Ia menjelaskan, istilah revolusi dianggap berbahaya. Padahal mentalitas orang-orang pergerakan di Indonesia sudah terbiasa dengan istilah revolusi. Kampus-kampus seperti UI, ITB, Unpad, dan UGM memiliki satu pemikiran revolusi.
Di era reformasi, menurut Rocky Gerung, sebenarnya gerakan prodemokrasi menginginkan revolusi. Tetapi kegelisahan saat itu menghasilkan perubahan yang sekadar kuantitatif, yaitu reformasi
Rocky melihat saat ini banyak orang-orang tergerak untuk menghidupkan demokrasi. Di DPR, semakin banyak orang-orang muda yang lolos sebagai calon legislatif dan bupati. Namun, pertanyaannya, apakah mereka memahami demokrasi? Mereka semua menyatakan bahwa mereka adalah pelaku demokrasi, tetapi ini hanya semacam gairah baru untuk menjadi politisi. Menjadi politisi kini dianggap lebih bergengsi.

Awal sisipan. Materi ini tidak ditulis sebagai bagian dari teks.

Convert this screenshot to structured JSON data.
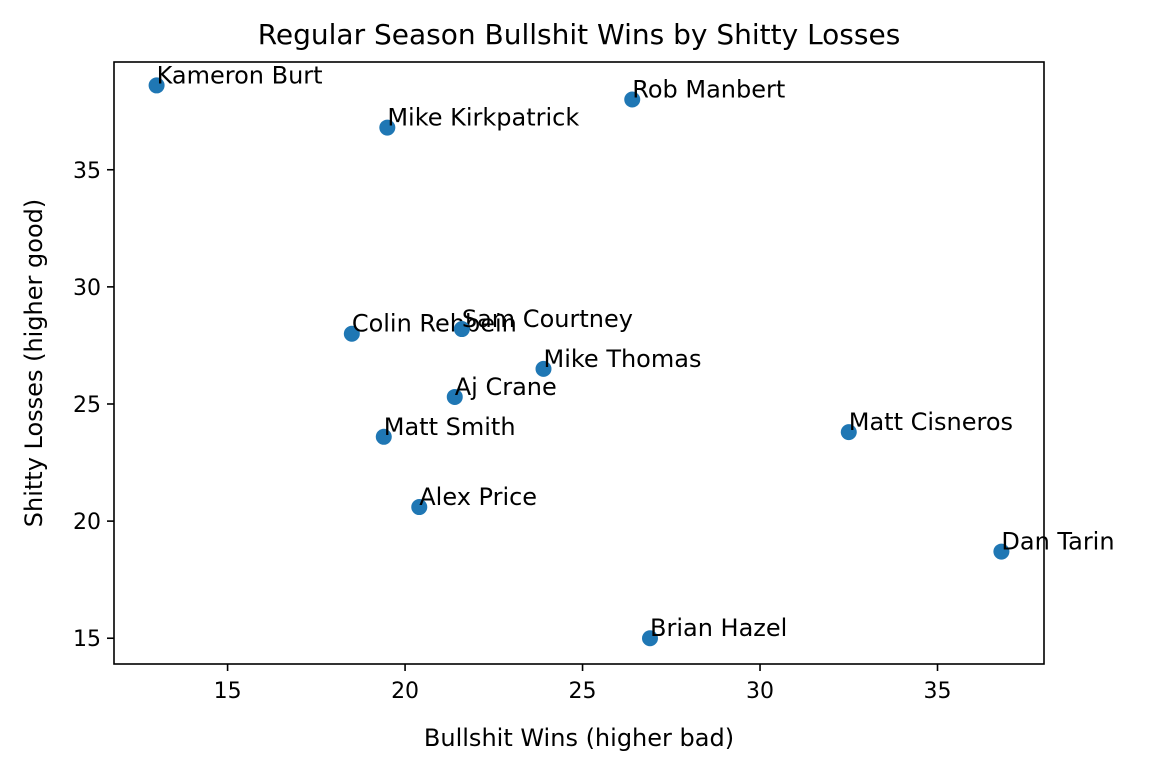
{
  "chart_data": {
    "type": "scatter",
    "title": "Regular Season Bullshit Wins by Shitty Losses",
    "xlabel": "Bullshit Wins (higher bad)",
    "ylabel": "Shitty Losses (higher good)",
    "xlim": [
      11.8,
      38.0
    ],
    "ylim": [
      13.9,
      39.6
    ],
    "x_ticks": [
      15,
      20,
      25,
      30,
      35
    ],
    "y_ticks": [
      15,
      20,
      25,
      30,
      35
    ],
    "grid": false,
    "point_color": "#1f77b4",
    "points": [
      {
        "label": "Kameron Burt",
        "x": 13.0,
        "y": 38.6
      },
      {
        "label": "Rob Manbert",
        "x": 26.4,
        "y": 38.0
      },
      {
        "label": "Mike Kirkpatrick",
        "x": 19.5,
        "y": 36.8
      },
      {
        "label": "Colin Rehbein",
        "x": 18.5,
        "y": 28.0
      },
      {
        "label": "Sam Courtney",
        "x": 21.6,
        "y": 28.2
      },
      {
        "label": "Mike Thomas",
        "x": 23.9,
        "y": 26.5
      },
      {
        "label": "Aj Crane",
        "x": 21.4,
        "y": 25.3
      },
      {
        "label": "Matt Smith",
        "x": 19.4,
        "y": 23.6
      },
      {
        "label": "Matt Cisneros",
        "x": 32.5,
        "y": 23.8
      },
      {
        "label": "Alex Price",
        "x": 20.4,
        "y": 20.6
      },
      {
        "label": "Dan Tarin",
        "x": 36.8,
        "y": 18.7
      },
      {
        "label": "Brian Hazel",
        "x": 26.9,
        "y": 15.0
      }
    ]
  }
}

Bilvitri Susanti melihat partisipasi politik di Indonesia cukup tinggi, tetapi banyak yang datang ke tempat pemungutan suara (TPS) bukan karena memahami dan ingin memilih demi perbaikan hidup, melainkan karena faktor politik uang yang diberikan kepada mereka. Yang paling merusak adalah kondisi partai politik. Siapa yang membuat undang-undang? Tentu saja DPR dan Presiden, yang berasal dari rakyat. Namun, mereka juga yang merusak KPK dengan merevisi undang-undang dan memasukkan pimpinan yang bermasalah.
Kekuasaan juga tidak lepas dari benturan kepentingan, seperti penunjukan anggota keluarga untuk mengisi jabatan tertentu. Orang-orang muda yang kini masuk ke DPR sering kali berasal dari kalangan yang kaya atau merupakan bagian dari dinasti politik.
Dalam konteks politik kewargaan, sering kali dipahami bahwa berpolitik berarti menduduki jabatan formal, seperti menjadi menteri atau komisaris. Pandangan ini menciptakan stigma negatif terhadap politik, yang diperburuk oleh praktik politikus curang. Padahal, politik seharusnya menjadi cara untuk memperjuangkan hak-hak rakyat.
Bivitri menegaskan memperbaiki demokrasi, diperlukan upaya membongkar pikiran-pikiran keliru yang telah merasuki sistem pendidikan. Pemikiran-pemikiran ini juga bertebaran dalam berbagai narasi yang sengaja dibentuk oleh penguasa yang tidak jujur.
Intinya, politik bukan soal jabatan, melainkan tentang apa yang negara berikan kepada rakyat—pendidikan, kesehatan, listrik, air minum, dan layanan dasar lainnya. Oleh karena itu, politik kewargaan diperlukan sebagai bagian dalam kehidupan sehari-hari.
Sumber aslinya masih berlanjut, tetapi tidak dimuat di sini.